De autoria do senador Wilder Morais, o PLP 41/2025 segue para análise da Comissão de Constituição e Justiça (CCJ). A relatora da matéria na CSP foi a senadora Damares Alves (Republicanos-DF).
Advogados ouvidos pelo DeJur afirmam que o projeto é inconstitucional.
“O projeto é muito grave porque rompe com a lógica de unidade do sistema penal brasileiro. A Constituição dá à União a competência privativa para legislar sobre direito penal e processual penal”, diz o criminalista Leonardo Magalhães Avelar.
Segundo Avelar, caso a proposta seja aprovada, o Brasil corre o risco de ter 27 microssistemas penais diferentes, com variação de crimes, penas, regras processuais e execução penal conforme o Estado. “Isso compromete a isonomia e a segurança jurídica, fazendo com que garantias fundamentais passem a depender da unidade da federação em que o caso tramita”, complementa.
Avelar avalia ainda que, além de inconstitucional, “o projeto é uma resposta péssima para um problema real”. “Em vez de fortalecer investigação, inteligência, polícia judiciária e capacidade de persecução, o projeto realiza uma pulverização legislativa e abre espaço para populismo penal local”, conclui.

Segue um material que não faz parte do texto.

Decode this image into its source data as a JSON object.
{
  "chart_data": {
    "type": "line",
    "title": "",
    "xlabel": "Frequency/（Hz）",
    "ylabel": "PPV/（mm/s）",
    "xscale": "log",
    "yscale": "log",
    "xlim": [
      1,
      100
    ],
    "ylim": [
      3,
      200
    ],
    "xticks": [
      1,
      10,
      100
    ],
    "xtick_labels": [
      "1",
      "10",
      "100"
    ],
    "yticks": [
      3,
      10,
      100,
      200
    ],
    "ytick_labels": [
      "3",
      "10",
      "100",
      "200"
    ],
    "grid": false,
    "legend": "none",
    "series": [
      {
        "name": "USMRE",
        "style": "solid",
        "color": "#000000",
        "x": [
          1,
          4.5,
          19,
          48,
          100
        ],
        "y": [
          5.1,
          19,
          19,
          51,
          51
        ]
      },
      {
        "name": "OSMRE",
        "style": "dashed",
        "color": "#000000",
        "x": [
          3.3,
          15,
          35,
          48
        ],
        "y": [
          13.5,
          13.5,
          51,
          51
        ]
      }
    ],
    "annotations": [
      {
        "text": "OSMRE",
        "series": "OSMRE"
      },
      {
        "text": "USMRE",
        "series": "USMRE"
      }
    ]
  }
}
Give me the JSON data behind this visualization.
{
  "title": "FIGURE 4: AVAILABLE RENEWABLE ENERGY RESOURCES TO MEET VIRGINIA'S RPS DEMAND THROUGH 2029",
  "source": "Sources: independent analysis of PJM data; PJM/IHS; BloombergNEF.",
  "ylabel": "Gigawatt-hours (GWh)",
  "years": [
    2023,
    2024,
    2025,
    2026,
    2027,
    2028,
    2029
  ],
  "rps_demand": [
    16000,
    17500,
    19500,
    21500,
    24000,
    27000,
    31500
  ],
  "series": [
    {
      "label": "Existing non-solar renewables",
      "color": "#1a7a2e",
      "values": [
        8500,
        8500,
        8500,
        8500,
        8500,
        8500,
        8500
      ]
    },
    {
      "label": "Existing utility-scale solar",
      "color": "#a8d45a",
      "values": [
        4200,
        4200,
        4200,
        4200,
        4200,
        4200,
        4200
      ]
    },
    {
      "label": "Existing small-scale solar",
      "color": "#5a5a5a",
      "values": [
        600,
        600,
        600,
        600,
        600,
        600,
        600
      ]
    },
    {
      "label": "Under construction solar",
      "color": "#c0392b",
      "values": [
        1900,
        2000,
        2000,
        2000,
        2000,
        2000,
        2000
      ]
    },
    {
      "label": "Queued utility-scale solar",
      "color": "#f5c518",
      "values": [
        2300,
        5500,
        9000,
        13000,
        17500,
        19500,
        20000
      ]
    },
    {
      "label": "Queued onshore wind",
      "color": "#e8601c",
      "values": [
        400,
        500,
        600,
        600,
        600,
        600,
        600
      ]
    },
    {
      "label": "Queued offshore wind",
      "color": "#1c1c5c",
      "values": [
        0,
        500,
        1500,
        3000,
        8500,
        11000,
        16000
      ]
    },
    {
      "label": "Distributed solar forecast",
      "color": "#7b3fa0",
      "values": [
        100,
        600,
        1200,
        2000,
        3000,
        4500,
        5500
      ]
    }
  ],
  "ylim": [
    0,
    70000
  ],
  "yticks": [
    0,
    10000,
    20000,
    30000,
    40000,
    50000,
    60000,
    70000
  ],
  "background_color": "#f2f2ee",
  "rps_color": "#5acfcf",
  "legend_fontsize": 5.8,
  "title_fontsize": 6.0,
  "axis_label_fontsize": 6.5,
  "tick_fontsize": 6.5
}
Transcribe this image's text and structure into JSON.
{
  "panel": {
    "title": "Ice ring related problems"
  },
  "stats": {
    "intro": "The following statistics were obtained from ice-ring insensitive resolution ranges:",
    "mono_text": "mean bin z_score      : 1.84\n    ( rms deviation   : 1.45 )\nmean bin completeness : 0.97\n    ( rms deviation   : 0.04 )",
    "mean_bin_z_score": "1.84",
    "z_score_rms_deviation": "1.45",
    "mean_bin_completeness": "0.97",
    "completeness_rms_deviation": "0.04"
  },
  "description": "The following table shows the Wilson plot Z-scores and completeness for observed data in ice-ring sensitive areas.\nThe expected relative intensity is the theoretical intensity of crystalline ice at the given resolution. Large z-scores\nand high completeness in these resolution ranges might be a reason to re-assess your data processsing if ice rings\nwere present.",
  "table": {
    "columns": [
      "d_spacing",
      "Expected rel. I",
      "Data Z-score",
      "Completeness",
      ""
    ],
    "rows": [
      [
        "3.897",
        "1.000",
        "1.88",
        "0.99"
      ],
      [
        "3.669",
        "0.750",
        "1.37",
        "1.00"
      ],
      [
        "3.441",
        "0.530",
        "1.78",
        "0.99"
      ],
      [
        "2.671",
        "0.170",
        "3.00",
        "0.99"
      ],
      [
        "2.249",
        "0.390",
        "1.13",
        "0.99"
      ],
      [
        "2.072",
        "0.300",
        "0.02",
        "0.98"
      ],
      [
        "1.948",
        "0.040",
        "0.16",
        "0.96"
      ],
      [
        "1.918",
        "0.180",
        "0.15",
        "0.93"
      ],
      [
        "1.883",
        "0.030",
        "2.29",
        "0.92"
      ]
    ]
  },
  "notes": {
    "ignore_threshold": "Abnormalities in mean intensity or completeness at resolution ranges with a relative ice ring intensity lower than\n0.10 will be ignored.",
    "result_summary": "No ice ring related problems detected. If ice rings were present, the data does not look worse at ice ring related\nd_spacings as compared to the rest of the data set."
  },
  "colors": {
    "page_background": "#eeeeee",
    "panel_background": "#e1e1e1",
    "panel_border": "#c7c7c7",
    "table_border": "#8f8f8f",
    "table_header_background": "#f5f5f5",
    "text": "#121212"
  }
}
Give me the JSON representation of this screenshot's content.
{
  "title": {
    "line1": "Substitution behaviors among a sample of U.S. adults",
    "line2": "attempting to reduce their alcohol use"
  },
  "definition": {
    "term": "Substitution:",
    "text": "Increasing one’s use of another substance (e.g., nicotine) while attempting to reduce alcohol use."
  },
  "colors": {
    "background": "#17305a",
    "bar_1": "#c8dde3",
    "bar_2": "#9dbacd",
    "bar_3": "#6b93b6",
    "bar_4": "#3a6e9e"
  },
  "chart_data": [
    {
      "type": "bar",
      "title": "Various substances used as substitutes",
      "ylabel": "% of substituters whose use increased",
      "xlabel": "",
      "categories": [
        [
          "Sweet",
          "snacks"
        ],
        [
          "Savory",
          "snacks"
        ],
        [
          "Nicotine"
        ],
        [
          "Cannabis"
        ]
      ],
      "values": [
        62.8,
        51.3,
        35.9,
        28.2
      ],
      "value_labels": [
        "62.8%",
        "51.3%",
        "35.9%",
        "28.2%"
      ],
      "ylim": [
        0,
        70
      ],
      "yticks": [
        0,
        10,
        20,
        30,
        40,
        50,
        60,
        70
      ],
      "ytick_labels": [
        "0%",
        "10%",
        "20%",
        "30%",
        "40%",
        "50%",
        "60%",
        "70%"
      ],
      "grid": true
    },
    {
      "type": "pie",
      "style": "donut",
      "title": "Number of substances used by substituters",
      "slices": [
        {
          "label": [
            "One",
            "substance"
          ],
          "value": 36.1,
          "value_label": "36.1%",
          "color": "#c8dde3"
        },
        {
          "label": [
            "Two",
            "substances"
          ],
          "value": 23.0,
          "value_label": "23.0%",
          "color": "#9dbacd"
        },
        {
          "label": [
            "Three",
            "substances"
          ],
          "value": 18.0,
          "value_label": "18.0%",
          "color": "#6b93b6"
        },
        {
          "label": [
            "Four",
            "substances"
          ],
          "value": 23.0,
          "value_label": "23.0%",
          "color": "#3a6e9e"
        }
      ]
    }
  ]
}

Opinião semelhante tem Lenio Streck, pós-doutor em Direito e fundador do Streck e Trindade Advogados. “Absolutamente inconstitucional. Uma inconstitucionalidade chapada, como dizia o ministro Sepúlveda Pertence. A Constituição Federal é clara ao atribuir a competência à União. Depois, o Parlamento se queixa do STF. Mas quem cria esse tipo de ‘lambança jurídica’ já deveria saber, de antemão, que o projeto nasce morto”.